For the Cerbat clan of the Hualapai people Beale Springs, and the springs in nearby Coyote Pass and Johnson Canyon, were central to their lives. Faint traces of their wickiups are still found in the area as are the occasional arrowhead. There is historical evidence that the first European visit to the springs was in 1776 when Father Garces and his expedition encamped at the site. Most of the early American explorers, including Lt. Beale camped at the site.
In March 1864, near present day Bullhead City, Arizona, William Harrison Hardy established Hardyville on the Colorado River. Steamboats transformed the river into a major transportation corridor, and Hardyville assumed an importance that belied its size as a supply center for mining camps established in the Cerbat Mountains. As the river port was located near Fort Mohave, the community also benefitted from establishment of a military and toll road built to connect that outpost with Fort Whipple at the territorial capital of Prescott. Beale Springs served as an important waystation.
This created a crisis for the Haulapai people as the springs were important for farming as well as a source of water. Further pressure came with the discovery of rich deposits of gold, silver and other metals in the Cerbat Mountains, and establishment of mining camps such as Mineral Park, Cerbat, and Chloride. Ranchers were also moving into the Hualapai and Sacramento Valley, and further restricting access to springs. In the late 1860s hostilities between the native people and miners, ranchers and travelers on the military road dramatically escalated.

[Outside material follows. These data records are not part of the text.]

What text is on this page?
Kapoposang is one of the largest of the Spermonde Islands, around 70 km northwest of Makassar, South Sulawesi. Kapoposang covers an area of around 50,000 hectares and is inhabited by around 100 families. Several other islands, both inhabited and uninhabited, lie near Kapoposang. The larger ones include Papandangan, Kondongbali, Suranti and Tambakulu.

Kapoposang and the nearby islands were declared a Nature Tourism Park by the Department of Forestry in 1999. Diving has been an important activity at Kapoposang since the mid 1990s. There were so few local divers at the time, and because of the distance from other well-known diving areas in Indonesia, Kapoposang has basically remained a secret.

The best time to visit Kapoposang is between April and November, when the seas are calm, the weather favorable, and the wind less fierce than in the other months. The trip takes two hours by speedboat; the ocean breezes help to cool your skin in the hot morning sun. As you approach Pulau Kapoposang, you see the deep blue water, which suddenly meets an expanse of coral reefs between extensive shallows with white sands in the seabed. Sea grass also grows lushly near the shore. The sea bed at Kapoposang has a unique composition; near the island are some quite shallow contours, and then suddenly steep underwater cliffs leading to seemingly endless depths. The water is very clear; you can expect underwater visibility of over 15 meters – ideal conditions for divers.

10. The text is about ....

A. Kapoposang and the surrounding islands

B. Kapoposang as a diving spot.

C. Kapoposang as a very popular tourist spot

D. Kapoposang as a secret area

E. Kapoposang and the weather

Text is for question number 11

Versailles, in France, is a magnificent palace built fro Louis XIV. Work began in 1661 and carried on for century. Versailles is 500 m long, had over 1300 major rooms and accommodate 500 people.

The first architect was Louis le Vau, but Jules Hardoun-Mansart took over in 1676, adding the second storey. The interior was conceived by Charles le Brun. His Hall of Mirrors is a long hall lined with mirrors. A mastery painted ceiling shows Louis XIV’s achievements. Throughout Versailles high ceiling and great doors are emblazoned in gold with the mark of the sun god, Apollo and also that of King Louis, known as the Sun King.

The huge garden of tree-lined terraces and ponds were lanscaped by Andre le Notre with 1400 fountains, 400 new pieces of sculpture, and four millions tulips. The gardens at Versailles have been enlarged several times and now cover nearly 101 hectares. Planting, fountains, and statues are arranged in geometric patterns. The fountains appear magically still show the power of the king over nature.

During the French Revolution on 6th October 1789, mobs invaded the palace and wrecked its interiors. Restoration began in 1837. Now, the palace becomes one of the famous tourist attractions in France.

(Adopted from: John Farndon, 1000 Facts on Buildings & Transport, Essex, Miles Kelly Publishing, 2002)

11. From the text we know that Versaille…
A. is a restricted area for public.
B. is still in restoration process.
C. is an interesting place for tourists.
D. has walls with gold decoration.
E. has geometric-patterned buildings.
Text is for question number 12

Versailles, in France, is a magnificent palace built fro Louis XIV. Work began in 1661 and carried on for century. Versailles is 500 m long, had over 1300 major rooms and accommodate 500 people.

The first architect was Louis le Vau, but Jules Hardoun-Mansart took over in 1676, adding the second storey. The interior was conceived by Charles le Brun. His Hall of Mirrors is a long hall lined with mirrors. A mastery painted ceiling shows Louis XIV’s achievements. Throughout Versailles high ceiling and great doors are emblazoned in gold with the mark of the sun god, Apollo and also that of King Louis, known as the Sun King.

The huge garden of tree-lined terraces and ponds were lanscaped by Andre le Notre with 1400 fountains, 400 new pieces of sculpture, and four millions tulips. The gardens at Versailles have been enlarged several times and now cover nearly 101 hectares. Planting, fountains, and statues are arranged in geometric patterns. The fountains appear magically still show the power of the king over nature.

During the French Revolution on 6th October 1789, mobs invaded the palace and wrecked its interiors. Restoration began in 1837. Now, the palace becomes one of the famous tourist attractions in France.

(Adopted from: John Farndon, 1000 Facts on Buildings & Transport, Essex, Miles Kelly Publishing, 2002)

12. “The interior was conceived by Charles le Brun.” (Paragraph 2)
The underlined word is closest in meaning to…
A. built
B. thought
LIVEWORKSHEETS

A report on the escalating conflict noted, “The Hualapai War continued into the winter, with search and destroy sweeps into the mountains of western Arizona. Major combat occurred on November 7, 1867, and on January 14, 1868. In the former incident, elements of the 8th Cavalry and the 14th Infantry Regiment attacked a Hualapai village, killing nineteen and capturing seventeen women and children. In the latter, an 8th Cavalry patrol out of Fort Mojave stumbled across a Hualapai encampment in Difficult Canyon. In the ensuing fire-fight, twenty-one Hualapai were killed. In another fight on march 21, the casualty figures were more evenly balanced. A 14th Infantry Regiment contingent escorting a mail train was ambushed by an estimated seventy-five Hualapai, and the battle left two dead on each side.”
To provide protection to travelers, and pressure the Haulapai into capitulation, Camp Beale Springs was established in 1871. It was garrisoned by Captain Thomas Bryne and Company F, 12th U.S. Infantry. It remained active until 1874. At the end of the Hualapai War, the Beale Springs Indian Agency was established at the site in January 1873 as a reservation for the Hualapai Indians. The camp closed on 6 Apr 1874, when the Hualapai Indians were force marched to the Colorado River Indian Tribes reservation at La Paz. The incident known as the Hualapai Trail of Tears resulted in many deaths.

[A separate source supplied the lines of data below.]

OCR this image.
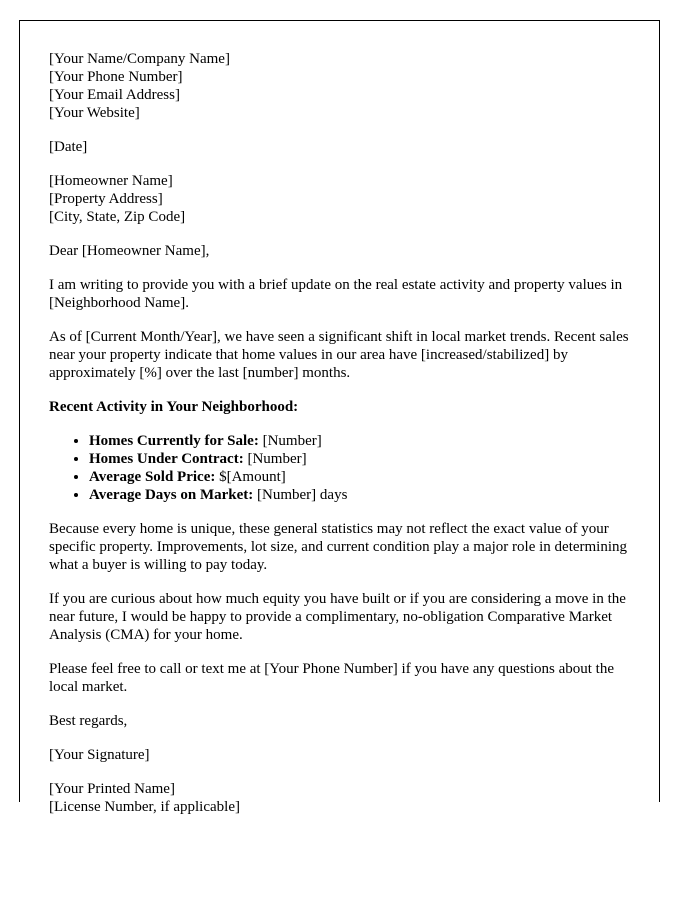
[Your Name/Company Name]
[Your Phone Number]
[Your Email Address]
[Your Website]
[Date]
[Homeowner Name]
[Property Address]
[City, State, Zip Code]

Dear [Homeowner Name],

I am writing to provide you with a brief update on the real estate activity and property values in [Neighborhood Name].

As of [Current Month/Year], we have seen a significant shift in local market trends. Recent sales near your property indicate that home values in our area have [increased/stabilized] by approximately [%] over the last [number] months.

Recent Activity in Your Neighborhood:
• Homes Currently for Sale: [Number]
• Homes Under Contract: [Number]
• Average Sold Price: $[Amount]
• Average Days on Market: [Number] days

Because every home is unique, these general statistics may not reflect the exact value of your specific property. Improvements, lot size, and current condition play a major role in determining what a buyer is willing to pay today.

If you are curious about how much equity you have built or if you are considering a move in the near future, I would be happy to provide a complimentary, no-obligation Comparative Market Analysis (CMA) for your home.

Please feel free to call or text me at [Your Phone Number] if you have any questions about the local market.

Best regards,

[Your Signature]

[Your Printed Name]
[License Number, if applicable]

The springs remained an important stop on the toll road that connected Prescott with the Colorado River. After establishment of the railroad in 1881, and the founding of Kingman shortly afterwards, a ranch and then hotel was built at the springs to accommodate travelers on the road to the mining towns in the Cerbat Mountains. In September 1874, a traveler noted, “Beale’s Springs did not differ from the other ranches encountered except that possibly it was even more desolate. A German lived there who must have had a knowledge of cookery, for we bought a peach pie which we ate with relish. We paid him a big silver dollar for it.”
In the years that followed the springs remained an important part of area development. The waters were piped into Kingman which helped curtail the need to supply the remote desert crossroads with water by rail. A swimming pool/reservoir was added after 1900, and the springs became a popular picnic area. In 1914, a “modern” highway was constructed through the site and over Coyote Pass to Chloride. Today the historic oasis is the crown jewel of the Cerbat Foothills Recreation Area, a network of hiking and mountain bike trails in the scenic Cerbat Mountains.